The Plough and Feather
I have always remembered when I had an exceptional fish, I have written about consuming barramundi directly caught in the Gut at Wyndham and eating them on a Good Friday when the temperature was over 40 degrees centigrade. Remembering such seafood encounters is just one of my idiosyncrasies.
I remember sitting at a table by the window in a hotel overlooking the Cambridge Backs, having ordered a Dover sole and being presented with it, pan fried, filling the plate. Every time I came to England I would order Dover sole. Fresh sole is just not available here in Australia; yes I also like to eat its cousin, the flounder. A colleague would regularly go “floundering” in Port Phillip Bay and bring back some for dinner. Flounder is similar in appearance to sole, but Dover sole has a distinctive taste accentuated by its flamboyant presentation as I said smothering the plate with a few potatoes. However, what singled this particular sole encounter out and made it memorable was that Stephen Hawking was wheeled past along in the path outside during our meal. You may say a different form of singularity.
I have collected a whole memory of fish dinners.
The latest was in a nondescript white weatherboard building with a wrap-around veranda. It houses the Plough and Feather restaurant with both inside and outside an odd variety of chairs and tables giving it a slight eccentricity. But the outlook over the Kerikeri tidal basin was exceptional on these sunny couple of days when there was no wind and the temperature hovered around the mid-20s centigrade. Across the gravel and asphalt lay the oldest building in New Zealand, the Old Stone Store, part of the missionary legacy and built between 1832 and 1836. It was a real village idyll!

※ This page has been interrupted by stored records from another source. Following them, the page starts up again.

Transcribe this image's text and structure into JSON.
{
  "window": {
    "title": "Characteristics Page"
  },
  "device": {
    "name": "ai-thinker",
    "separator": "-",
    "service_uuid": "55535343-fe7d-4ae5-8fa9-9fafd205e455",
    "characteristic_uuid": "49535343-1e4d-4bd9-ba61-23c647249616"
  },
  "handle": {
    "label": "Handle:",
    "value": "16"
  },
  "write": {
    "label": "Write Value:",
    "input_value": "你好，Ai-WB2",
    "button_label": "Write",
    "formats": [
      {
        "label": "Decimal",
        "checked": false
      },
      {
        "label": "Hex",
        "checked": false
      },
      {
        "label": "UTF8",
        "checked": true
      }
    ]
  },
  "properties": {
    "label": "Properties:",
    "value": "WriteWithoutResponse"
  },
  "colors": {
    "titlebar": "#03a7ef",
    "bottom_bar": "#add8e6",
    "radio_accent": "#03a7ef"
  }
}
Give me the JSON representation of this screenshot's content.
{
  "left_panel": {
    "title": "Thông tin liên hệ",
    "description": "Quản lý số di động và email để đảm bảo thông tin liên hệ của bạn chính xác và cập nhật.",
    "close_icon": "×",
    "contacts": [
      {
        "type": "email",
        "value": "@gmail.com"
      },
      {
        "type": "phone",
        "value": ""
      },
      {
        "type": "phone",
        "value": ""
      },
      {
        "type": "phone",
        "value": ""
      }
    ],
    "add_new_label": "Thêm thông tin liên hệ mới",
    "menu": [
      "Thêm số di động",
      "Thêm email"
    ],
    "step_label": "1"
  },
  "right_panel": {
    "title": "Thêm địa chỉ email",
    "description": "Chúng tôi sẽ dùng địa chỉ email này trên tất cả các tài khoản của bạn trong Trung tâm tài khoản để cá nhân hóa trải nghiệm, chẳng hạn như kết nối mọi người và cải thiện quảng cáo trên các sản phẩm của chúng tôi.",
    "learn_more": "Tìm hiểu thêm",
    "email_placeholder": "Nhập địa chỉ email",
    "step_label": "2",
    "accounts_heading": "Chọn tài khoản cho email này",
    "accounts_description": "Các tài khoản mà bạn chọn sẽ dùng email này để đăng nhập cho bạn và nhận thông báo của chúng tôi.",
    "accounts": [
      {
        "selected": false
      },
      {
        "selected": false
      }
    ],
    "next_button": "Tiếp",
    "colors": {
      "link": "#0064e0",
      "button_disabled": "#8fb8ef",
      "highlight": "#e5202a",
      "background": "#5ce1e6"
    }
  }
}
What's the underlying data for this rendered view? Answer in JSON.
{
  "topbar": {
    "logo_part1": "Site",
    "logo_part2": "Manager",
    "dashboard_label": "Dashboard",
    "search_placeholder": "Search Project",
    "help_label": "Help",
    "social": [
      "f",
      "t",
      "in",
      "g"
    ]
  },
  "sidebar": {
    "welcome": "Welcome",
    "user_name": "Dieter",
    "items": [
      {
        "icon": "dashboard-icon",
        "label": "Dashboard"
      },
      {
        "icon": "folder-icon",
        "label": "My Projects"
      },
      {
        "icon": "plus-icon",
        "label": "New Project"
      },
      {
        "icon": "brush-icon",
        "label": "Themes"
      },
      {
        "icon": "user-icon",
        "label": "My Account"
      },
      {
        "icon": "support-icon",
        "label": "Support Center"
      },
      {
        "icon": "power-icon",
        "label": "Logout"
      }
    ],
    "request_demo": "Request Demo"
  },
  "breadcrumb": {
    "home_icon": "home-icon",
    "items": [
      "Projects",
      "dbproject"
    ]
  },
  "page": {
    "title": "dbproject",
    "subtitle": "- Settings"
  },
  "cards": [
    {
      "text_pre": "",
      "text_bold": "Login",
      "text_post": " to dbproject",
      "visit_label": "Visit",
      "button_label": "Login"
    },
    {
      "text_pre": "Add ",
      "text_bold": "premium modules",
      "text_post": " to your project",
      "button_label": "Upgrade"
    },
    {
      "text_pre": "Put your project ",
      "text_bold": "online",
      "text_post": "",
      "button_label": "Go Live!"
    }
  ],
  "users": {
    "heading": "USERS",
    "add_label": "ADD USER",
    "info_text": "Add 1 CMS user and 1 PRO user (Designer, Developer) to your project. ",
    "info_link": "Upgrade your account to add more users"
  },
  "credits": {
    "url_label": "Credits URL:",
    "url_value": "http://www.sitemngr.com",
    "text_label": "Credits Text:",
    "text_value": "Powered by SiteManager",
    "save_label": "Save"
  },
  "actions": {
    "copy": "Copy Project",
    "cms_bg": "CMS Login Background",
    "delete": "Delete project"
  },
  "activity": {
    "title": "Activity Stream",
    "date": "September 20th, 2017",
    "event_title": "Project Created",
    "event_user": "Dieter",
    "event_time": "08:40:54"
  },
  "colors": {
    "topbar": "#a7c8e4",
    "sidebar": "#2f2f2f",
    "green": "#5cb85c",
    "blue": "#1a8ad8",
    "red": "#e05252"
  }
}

But it was the food that made my day. In particular, it was the Bluenose, also known as bluenose trevalla or cod, a steel-coloured reef fish with a blunt snout found only in the waters around New Zealand. It is described, when I later read about it, as “succulent”. I would agree; it was a great eating fish. I had never heard of it before I saw it on the menu.
It brought back memories of years ago when I was taken out for lunch at a restaurant overlooking the Indian Ocean in Geraldton and being presented with bald chin groper, itself a local fish found in the sea around the Abrolhos on the menu. Again, I had never heard of bald chin groper.
We were later taken out for a weekend on the Abrolhos, a line of coral reefs about 60 kilometres off the Coral Coast, where privileged burghers of Geraldton may be seen at weekends. Then there was an abundance of seafood – crayfish every meal if you wanted it.
The similarity between the two sites, Kerikeri and Geraldton, was in the unexpected nature of the encounter with these pan fried fish and the magnificent taste of each coupled with the presentation of each on the plate. It is a strange characteristic with fish; they may be described as oily or not, they can be described by colour and texture – but when it comes to taste, it is fleeting – distinctive yet indescribable. Neither etched on your taste buds nor in your brain.
Let’s be honest. My fish stories are a shorthand way of conveying some the most pleasurable epicurean moments of my life. Please excuse this indulgence. I can assure you that there are more dots along the Jack Best Seafood Trail.
Mouse Whisper
When does Turkey become Peru?
When you consider the bird to be Portuguese.